Daily Archives: July 27, 2019

For every Bird a Nest

Wood Lark Nest And Egg - A Natural History of the Nests & Eggs of British Birds, 1855, Francis Orpen Morris
Background Image: Wood Lark Nest And Egg – A Natural History of the Nests & Eggs of British Birds, 1855, Francis Orpen Morris

David Preest suggests this poem may be about Emily’s ambitions as a poet. She often writes about writing and as these poems were often private for her she was free to dream of the pleasures wrapped up in “Ah aristocracy!” Yet the poem has two poles: one where the “Wren” builds it nest perhaps “too high”, and the “modest” “Lark” who builds their nest on the ground. Thus perhaps Emily is trying to reconcile desire with humility.

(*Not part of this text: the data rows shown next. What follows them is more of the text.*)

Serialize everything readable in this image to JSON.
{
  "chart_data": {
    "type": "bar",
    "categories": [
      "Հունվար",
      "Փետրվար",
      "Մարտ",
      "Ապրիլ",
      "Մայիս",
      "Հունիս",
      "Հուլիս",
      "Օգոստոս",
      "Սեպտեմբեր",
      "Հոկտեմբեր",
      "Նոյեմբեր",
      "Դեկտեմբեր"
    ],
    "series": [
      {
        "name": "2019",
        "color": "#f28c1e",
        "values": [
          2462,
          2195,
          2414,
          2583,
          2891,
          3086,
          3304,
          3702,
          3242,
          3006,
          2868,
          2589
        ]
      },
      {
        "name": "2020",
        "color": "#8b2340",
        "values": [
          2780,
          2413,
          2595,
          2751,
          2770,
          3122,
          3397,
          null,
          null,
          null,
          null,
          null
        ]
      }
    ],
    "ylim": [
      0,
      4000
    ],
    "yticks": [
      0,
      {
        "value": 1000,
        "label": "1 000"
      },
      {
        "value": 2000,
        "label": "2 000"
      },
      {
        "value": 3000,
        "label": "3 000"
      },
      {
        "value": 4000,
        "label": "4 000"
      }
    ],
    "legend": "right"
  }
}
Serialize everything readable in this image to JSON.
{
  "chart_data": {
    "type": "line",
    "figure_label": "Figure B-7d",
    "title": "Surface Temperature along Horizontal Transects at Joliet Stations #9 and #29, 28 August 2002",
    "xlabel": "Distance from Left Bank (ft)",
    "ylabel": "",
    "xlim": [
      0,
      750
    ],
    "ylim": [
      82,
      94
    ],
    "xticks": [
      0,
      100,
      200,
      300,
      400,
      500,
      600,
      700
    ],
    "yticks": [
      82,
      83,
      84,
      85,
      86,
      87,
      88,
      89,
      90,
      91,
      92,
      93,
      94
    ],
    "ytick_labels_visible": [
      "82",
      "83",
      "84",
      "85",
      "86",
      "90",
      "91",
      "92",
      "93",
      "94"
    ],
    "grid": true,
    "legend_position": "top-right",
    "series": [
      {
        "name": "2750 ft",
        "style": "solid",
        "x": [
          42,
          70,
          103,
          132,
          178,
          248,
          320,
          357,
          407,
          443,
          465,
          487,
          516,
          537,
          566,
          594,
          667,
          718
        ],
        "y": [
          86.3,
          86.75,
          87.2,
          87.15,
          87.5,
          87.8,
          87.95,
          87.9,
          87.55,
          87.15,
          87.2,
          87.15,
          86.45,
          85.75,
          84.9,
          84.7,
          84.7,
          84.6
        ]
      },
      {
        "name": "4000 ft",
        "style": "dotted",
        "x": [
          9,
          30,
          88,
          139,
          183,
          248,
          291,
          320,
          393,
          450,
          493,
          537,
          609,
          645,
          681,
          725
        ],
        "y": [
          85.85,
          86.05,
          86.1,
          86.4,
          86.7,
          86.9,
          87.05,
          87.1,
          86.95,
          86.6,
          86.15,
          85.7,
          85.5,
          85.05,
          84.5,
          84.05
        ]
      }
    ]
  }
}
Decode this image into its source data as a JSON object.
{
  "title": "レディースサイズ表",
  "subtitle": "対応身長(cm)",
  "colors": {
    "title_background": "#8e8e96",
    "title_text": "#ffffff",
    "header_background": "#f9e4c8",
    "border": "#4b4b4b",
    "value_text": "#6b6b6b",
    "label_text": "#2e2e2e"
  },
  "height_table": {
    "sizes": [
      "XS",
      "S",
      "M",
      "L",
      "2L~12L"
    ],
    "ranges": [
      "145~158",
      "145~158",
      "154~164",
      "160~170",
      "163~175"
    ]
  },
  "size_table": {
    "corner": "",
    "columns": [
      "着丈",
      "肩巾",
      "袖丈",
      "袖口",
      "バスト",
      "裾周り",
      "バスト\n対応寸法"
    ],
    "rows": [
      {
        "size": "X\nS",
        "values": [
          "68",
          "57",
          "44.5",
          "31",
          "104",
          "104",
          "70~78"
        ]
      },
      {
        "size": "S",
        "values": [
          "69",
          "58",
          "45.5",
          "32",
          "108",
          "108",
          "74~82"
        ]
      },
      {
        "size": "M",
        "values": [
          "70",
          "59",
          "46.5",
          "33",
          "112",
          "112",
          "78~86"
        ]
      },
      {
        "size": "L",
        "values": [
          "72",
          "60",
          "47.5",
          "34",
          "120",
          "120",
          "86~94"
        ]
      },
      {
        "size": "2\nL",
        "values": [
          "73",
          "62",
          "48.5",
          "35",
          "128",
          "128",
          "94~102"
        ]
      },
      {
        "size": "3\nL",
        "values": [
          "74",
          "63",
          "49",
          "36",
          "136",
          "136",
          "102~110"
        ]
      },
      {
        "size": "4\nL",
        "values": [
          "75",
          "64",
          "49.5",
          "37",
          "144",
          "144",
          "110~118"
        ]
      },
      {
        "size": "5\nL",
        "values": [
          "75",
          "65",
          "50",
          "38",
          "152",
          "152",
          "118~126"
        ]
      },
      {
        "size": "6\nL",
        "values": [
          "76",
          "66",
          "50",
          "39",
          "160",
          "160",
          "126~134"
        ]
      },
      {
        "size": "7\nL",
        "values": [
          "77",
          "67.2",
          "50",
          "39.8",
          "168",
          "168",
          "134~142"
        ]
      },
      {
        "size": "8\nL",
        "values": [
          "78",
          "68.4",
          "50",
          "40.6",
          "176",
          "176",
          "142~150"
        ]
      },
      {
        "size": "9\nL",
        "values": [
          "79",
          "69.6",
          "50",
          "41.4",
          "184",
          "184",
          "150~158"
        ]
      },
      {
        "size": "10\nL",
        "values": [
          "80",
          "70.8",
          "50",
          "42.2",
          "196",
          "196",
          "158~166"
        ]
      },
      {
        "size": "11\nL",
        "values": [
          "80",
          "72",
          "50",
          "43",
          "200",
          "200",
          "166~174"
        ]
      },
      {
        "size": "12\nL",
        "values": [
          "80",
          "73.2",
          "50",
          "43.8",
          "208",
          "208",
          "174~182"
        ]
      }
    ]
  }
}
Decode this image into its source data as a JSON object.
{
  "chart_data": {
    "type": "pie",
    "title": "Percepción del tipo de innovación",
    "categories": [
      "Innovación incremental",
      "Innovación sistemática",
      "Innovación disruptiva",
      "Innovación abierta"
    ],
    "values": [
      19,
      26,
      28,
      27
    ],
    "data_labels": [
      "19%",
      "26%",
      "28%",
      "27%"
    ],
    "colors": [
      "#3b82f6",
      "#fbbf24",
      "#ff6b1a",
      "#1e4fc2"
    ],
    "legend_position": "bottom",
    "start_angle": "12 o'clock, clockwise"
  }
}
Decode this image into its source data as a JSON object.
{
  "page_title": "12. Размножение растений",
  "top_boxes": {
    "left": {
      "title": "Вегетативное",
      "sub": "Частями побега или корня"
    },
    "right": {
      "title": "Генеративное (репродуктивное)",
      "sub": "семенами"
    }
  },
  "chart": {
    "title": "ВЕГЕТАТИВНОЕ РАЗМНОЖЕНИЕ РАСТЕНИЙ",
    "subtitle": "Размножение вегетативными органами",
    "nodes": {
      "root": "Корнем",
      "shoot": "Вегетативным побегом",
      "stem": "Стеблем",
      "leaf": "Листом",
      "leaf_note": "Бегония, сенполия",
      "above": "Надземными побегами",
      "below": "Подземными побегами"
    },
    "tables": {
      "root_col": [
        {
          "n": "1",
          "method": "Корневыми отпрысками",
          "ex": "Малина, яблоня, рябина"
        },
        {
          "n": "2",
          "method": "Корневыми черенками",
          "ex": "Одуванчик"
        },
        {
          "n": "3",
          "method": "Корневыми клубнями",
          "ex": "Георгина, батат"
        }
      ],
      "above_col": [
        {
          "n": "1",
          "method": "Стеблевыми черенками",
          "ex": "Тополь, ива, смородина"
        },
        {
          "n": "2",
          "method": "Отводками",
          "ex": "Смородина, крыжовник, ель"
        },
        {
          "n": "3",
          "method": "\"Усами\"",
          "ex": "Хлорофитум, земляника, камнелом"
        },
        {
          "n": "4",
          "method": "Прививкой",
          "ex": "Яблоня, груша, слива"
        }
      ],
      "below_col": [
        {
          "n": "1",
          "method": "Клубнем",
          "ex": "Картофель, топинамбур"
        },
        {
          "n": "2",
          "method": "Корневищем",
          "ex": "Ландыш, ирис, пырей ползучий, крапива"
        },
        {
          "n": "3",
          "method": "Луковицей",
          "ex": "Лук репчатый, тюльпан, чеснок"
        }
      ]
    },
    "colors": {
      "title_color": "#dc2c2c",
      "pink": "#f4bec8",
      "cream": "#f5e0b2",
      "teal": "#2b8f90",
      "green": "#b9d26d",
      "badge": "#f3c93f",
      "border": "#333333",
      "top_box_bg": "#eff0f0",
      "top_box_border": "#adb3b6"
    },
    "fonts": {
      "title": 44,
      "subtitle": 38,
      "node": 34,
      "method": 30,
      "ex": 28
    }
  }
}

Formally this poem is rather interesting, especially the rhyme scheme and her use of slant rhymes. The poem follows an AAB CCB structure through every stanza, yet the final 2 stanzas about the “modest” “Lark” who is “not ashamed” to build its nest “upon the ground” relies on slant rhymes to make it work, as if she were the Lark who was satisfied with the utility of the words to build her nest / poem and was not too choosy enough to make the fit perfectly as they do in the first four stanzas where the rhymes are perfect, except for “high” and “aristocracy” which might suggest the “Wren” reaching beyond its means.

The final stanza leaves the reader wondering which bird she is talking about: does she mean to suggest the Wren “Does so rejoice” the most, or is it the “Lark”? The use of the word “Yet” to begin the final stanza seems to imply that she is speaking about the “Wren” – the “yet” sets up a distinction from the Lark’s “modest” behavior and recalls us back to the “Wren”. Yet I think she is talking about both birds and what both birds seem to represent for her. While the “Wren” has airs for “aristocracy”, and the “Lark” is fine living on the ground, Emily ends the poem with an implied question of who does “rejoice” more as if she is unsure which bird she should model her own behavior after. Both have made their home and are comfortable to lay their eggs in their respective nests so they must both be good enough for each bird, but is one actually better?

Thus Emily may be struggling with her own ambitions as a writer in that while she writes modestly in her home and without (hardly ever) publishing, she also dreams of greater fame and recognition. Is it enough to work in secret without seeking vanity through fame, or should an artist share their work with the world and, as a consequence, have praise heaped upon them. Emily certainly knows she is talented enough as a poet – just consider the final stanza’s imagery of the birds (or the poet) “Dancing around the sun” which not only suggests the birds in the sky, but also our time on earth as we dance “around the sun” every year. She is suggesting we only have a brief amount of time, but that we should enjoy it, but there is even embedded in the poem the allusion to Icarus (through the aspirations of the “Wren” in stanza 3) who flew “too high” to the sun.

I wonder how much pain it caused her as she was wrestling with knowing that she was aware of her talents as a poet but not wanting to seem vain or, like the “Wren” aspiring “too close” to the sun.